Ackley now has 27 hits in 14 CWS games, passing Stanford's Sam Fuld, whose 24 stood for six years. The Tar Heels also tied an Omaha record with 23 hits in the game.
"I think everybody saw today what everyone on our team has seen in the last three years in Dustin Ackley," Carolina coach Mike Fox said. "He's an unbelievable performer; he's one sensational player. And I'm glad the nation had a chance to see it. We needed it."
The Tar Heels survived an elimination game by rocking J.R. Ballinger for nine hits and six runs in 2 2/3 innings. Ackley had No. 25 by the third inning, with the game spiraling out of control for Southern Miss.
The junior, who was the No. 2 overall pick by the Seattle Mariners earlier this month, is known as one of the quietest players on the team. Fox said he's doubtful he'll ever coach another hitter like Ackley, who's gotten a hit in every NCAA tournament game he's ever played in -- all 21 of them.
By the seventh inning, when Ackley singled to right-center, the question wasn't about whether the Golden Eagles had the moxie to stage a huge comeback. It was, "Will Ackley get another at-bat?"

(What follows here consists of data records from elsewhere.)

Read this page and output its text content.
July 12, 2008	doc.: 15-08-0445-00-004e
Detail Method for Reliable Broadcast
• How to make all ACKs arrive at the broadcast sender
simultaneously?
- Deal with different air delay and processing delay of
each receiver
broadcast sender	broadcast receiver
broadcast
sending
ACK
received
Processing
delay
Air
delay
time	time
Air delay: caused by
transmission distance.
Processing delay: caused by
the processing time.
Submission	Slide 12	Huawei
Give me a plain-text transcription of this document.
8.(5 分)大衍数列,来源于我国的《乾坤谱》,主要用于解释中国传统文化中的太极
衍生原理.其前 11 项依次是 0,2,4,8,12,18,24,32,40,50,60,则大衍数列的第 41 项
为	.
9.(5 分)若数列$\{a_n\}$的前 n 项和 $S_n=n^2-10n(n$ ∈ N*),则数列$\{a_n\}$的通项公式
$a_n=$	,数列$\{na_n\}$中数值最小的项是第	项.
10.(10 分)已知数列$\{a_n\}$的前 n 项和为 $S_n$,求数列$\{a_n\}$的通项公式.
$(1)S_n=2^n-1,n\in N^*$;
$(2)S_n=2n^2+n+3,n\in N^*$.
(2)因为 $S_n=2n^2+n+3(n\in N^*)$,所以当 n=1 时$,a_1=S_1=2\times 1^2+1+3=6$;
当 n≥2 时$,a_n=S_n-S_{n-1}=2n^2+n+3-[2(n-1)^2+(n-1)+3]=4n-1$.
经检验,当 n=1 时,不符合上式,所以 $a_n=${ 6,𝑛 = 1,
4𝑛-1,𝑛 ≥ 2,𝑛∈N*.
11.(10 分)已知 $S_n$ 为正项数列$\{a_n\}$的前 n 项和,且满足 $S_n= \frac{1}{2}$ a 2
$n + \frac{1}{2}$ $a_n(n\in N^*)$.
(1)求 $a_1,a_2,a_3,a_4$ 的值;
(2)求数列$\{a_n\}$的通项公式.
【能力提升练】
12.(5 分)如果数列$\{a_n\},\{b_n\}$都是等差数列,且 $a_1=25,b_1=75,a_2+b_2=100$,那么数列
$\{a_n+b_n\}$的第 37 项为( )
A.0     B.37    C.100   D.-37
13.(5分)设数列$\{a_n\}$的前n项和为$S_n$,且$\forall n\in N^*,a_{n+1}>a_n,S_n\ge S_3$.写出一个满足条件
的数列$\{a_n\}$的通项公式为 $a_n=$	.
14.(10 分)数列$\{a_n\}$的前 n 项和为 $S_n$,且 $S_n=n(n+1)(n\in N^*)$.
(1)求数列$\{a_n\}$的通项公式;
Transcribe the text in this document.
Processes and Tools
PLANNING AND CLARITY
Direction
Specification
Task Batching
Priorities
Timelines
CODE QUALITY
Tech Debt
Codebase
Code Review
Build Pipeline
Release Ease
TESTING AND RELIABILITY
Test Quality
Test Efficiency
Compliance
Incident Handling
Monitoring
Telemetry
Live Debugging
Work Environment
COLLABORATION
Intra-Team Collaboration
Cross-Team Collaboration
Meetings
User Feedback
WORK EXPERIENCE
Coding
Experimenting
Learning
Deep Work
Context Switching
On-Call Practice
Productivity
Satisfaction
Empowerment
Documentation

He did, and sent a deep fly ball that was caught near the warning track.
And so ended the first and last College World Series for Southern Miss coach Corky Palmer, whose team put together an inspired run to Omaha for the retiring 55-year-old. Some of Palmer's players bent down after the last out and grabbed a handful of dirt as a keepsake of the school's first CWS.
After the Golden Eagles burned through their pitching staff Sunday and almost beat Texas, Palmer worried about what would happen Tuesday. He saw seven left-handed Carolina hitters. He knew they had no answer.
"We had a magical season," he said. "You can't ask any more of what we've done in the last three weeks. I'm really glad these guys let me work a little longer. It was all them. I was just along for the ride."